Au Consulat de France, je rencontre l'attaché commercial accompagné de sa femme. Elle me rhabille complètement. Peu de temps après je me mets a sa disposition pour rédiger et classer les fiches des Evadés qui arrivaient par leurs propres moyens ou sortaient des prisons et de Miranda. La Croix Rouge utilisait ensuite ces fiches pour établir les listes des candidats au départ pour l'Angleterre ou le Maroc.


C'est ainsi que fin avril 1943, un convoi est organisé en partance de Barcelone via Madrid en direction du Portugal. Long voyage de nuit, arrêt a la gare frontière (Valencia de Alcantara), contrôle nominatif. Accueil enthousiaste des portugais, sur le quai des tables sont dressées couvertes de café, de chocolat, de petits pains blancs, les civils nous serrent les mains, agitent des drapeaux français,, anglais, portugais. Mouchoirs et drapeaux bleu blancs rouge s'agitent et nous souhaitent bon voyage. Spectacle touchant, l'émotion est grande, joie partagée entre les Portugais et nous, misérables, démunis, mais la rage au cœur. La Patrie peut compter sur nous ! »

« Traversée du Portugal en direction de Lisbonne - Setubal. Encore quelques pas et nous serons à bord d'un bâtiment de ma Marine française, le Sidi Brahim, petit caboteur de commerce rescapé de la guerre de 1914/1918. Nous prenons place dans les endroits disponibles. Nous larguons les amarres. Bientôt c'est la haute mer. Un destroyer de la Marine anglaise nous escorte jusqu'à Casablanca.

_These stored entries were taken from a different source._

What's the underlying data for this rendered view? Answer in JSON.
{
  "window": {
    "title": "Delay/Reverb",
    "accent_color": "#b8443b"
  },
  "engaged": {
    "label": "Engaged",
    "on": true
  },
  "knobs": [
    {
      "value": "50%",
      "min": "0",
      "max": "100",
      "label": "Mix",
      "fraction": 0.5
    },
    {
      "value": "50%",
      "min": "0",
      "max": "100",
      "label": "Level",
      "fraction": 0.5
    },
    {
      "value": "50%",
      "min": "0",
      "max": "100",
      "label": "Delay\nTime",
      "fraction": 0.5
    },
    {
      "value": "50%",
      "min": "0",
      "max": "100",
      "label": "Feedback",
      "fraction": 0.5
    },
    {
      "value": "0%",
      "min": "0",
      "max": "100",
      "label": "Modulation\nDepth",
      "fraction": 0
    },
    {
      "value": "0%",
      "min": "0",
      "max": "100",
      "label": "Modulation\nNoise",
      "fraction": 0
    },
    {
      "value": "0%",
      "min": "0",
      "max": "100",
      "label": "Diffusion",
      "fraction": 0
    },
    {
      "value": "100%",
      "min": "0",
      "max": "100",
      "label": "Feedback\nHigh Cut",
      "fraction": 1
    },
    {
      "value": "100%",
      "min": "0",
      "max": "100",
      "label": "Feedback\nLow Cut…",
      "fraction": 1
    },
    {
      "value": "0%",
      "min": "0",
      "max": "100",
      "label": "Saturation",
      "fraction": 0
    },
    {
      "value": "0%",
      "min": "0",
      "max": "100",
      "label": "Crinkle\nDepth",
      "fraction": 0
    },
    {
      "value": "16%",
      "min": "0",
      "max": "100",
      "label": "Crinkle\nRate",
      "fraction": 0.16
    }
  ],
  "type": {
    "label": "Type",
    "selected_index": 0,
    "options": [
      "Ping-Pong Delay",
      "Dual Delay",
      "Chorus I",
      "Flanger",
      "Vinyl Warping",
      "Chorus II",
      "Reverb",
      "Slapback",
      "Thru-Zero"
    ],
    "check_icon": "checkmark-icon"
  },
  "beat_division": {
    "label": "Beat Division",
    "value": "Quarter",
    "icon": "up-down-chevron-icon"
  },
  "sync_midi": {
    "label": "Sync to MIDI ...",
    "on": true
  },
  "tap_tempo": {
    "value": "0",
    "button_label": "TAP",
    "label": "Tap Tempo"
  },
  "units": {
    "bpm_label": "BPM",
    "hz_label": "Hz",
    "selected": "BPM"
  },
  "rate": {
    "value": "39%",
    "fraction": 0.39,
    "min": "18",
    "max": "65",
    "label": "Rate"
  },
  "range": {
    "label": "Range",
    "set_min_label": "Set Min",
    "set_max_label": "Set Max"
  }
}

Le lendemain, escorté de « deux chiens de garde », l'un anglais, l'autre français, nous nous dirigeons vers Casablanca, où nous attendent autorités civiles et militaires, musique, honneur, café, léger repas froid. Après les discours d'usage, départ en train vers Marrakech où nous arrivons en ce début mai 1943.


Nouveau départ pour la grande aventure de la Libération. Mais c'est une autre histoire, celle du combat que j'avais attendu et tellement souhaité.



Le passage des Pyrénées, les prisons d'Espagne, les souffrances physiques, morales étaient le prix à payer pour avoir l'honneur de servir. »


R.G. Barthelemy, novembre 1996.

CASABLANCA 1943

Le SIDI BRAHIM

Valencia de Alcantara

Le dimanche, la messe est obligatoire, écoutée depuis la galerie, dans le silence et au garde à vous. Sous l'œil vigilant des gardiens, avec en prime l'hymne espagnol ponctué par « Viva España, España granda, libra. Viva Franco ! »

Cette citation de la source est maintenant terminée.